Synopses & Reviews
Synopsis
After their disappearance, few believed they were truly gone, for such nightmares could not die so easily. Now, centuries later, most have forgotten even their myth, forgotten why men are supposed to fear the dark.
They walk the earth once again, their footsteps sounding as a herald to a forgotten conflict, a conflict born of fathomless hate. Their words are like the chiming of a bell, resonating coldly across the land to awaken all the dark, terrible things that have slumbered in their absence, ensuring that nothing of good or light survives.
All that opposes them is a tired family and a scattered collection of madmen, outcasts, mystics, and deceivers, most of whom do not even realize fate is tethered to them. They are the seneschals of light and even the Gods cannot predict their futures.
Sides are being taken, new alliances formed, and old pacts shattered.

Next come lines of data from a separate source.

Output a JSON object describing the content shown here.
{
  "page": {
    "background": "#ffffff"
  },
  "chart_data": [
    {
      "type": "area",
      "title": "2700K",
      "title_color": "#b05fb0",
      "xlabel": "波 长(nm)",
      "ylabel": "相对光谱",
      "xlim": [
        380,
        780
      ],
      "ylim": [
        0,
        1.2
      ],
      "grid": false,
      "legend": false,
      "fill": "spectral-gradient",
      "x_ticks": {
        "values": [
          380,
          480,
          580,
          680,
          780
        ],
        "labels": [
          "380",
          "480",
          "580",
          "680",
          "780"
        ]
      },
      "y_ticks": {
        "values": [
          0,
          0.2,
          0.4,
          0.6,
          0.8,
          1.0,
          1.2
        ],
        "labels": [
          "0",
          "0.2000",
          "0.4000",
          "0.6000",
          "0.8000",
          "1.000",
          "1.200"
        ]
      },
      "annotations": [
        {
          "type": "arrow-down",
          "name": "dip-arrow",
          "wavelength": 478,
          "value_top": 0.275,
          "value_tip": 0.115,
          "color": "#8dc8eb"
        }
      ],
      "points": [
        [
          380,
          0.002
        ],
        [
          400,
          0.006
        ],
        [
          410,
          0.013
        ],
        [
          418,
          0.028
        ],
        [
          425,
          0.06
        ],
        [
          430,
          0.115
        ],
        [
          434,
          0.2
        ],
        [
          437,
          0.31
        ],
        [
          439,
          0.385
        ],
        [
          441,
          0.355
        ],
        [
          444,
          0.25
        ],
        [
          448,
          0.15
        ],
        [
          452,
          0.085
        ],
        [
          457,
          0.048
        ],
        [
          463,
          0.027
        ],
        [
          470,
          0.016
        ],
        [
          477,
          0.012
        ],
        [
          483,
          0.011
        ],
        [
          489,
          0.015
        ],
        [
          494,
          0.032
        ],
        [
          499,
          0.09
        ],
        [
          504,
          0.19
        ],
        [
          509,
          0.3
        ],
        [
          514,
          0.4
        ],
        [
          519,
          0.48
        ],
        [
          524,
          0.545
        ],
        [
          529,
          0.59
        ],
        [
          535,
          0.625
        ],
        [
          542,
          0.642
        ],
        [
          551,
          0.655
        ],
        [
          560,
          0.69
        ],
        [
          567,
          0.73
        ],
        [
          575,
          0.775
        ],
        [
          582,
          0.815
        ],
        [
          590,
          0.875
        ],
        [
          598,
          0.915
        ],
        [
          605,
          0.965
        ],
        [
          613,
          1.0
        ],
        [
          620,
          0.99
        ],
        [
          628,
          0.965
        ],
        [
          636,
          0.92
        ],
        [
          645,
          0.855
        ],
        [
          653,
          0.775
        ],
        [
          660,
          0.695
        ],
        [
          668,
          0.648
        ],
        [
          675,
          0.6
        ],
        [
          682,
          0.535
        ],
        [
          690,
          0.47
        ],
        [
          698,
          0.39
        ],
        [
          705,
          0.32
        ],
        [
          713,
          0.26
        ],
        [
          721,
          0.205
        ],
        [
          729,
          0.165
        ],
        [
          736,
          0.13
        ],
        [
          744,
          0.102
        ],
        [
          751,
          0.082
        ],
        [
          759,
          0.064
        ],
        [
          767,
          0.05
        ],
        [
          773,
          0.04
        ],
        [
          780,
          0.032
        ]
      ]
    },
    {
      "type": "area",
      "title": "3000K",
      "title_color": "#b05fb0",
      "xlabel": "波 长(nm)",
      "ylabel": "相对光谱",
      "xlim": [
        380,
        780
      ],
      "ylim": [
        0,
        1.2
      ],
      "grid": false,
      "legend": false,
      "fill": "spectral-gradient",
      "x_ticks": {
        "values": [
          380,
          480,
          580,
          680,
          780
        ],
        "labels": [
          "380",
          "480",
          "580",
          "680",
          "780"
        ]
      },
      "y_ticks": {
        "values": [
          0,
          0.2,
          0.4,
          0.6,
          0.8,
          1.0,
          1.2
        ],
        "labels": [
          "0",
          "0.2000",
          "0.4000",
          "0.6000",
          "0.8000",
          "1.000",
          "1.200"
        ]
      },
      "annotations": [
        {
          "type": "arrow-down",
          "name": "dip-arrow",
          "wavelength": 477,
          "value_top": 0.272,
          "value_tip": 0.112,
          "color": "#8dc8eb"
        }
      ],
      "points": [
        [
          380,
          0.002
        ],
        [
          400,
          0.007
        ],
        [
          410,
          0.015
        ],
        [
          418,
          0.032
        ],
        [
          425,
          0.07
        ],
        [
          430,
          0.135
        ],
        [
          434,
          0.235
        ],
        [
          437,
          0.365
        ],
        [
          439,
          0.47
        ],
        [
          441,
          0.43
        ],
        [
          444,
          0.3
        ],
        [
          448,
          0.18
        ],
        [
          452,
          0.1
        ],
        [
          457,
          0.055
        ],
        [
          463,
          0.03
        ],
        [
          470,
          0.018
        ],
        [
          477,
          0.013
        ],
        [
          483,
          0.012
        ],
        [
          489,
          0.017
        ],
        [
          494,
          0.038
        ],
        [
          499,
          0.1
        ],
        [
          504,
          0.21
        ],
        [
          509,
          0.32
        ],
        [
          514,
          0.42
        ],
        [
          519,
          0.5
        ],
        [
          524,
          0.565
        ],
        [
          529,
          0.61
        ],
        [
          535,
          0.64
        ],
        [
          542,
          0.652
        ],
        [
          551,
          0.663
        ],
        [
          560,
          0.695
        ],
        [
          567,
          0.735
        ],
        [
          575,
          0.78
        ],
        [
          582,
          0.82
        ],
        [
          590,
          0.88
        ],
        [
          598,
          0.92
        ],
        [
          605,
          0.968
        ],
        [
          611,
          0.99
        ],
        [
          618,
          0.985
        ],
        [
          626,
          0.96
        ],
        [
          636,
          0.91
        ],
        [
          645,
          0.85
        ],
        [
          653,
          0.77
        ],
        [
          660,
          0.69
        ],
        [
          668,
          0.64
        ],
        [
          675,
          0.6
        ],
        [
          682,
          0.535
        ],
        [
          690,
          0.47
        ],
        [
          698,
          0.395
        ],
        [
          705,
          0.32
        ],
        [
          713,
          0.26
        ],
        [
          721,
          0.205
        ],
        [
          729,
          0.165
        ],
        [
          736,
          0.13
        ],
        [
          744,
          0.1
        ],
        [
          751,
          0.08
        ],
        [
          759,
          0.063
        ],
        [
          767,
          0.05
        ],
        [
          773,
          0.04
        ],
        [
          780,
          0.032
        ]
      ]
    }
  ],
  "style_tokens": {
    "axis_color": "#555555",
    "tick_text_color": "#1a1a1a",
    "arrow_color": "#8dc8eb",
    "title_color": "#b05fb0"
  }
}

Everything is drowning in a flood of rising chaos, and the only thing that is certain is that this world and her people will bleed.
Synopsis
The world gathers on a precipice over chaos:
In the West, the God-Emperor Cardolyn Tyier broods over his vast conquests and plots the subjugation of all other kingdoms.
To the South, the Kalvonder plutocracy continues their bloody entertainments, too invested in small schemes, transient vices and petty ascensions to notice one of their own has a far grander design.
From the East, a legion of paladins embarks on a crusade of holy conquest against the secluded Northlands, intent on supplanting the land's sovereign deity and crushing it beneath their pantheon.
But these are children's squabbles, for a forgotten evil hides behind these conflicts, amassing power and guiding humanity toward the precipice.
The world has had many names for it, but men always called it the Muntalabacs: Dread Lords.
The Avenar know one has resurfaced. They can feel his quiet footsteps resounding across the world and heralding the renewed conflict between their families. The Avenar are spent though, and will need whatever help they can find, be it from eccentrics, outcasts or madmen. After their disappearance, few believed they were truly gone, for such nightmares could not die so easily. Now, centuries later, most have forgotten even their myth, forgotten why men are supposed to fear the dark.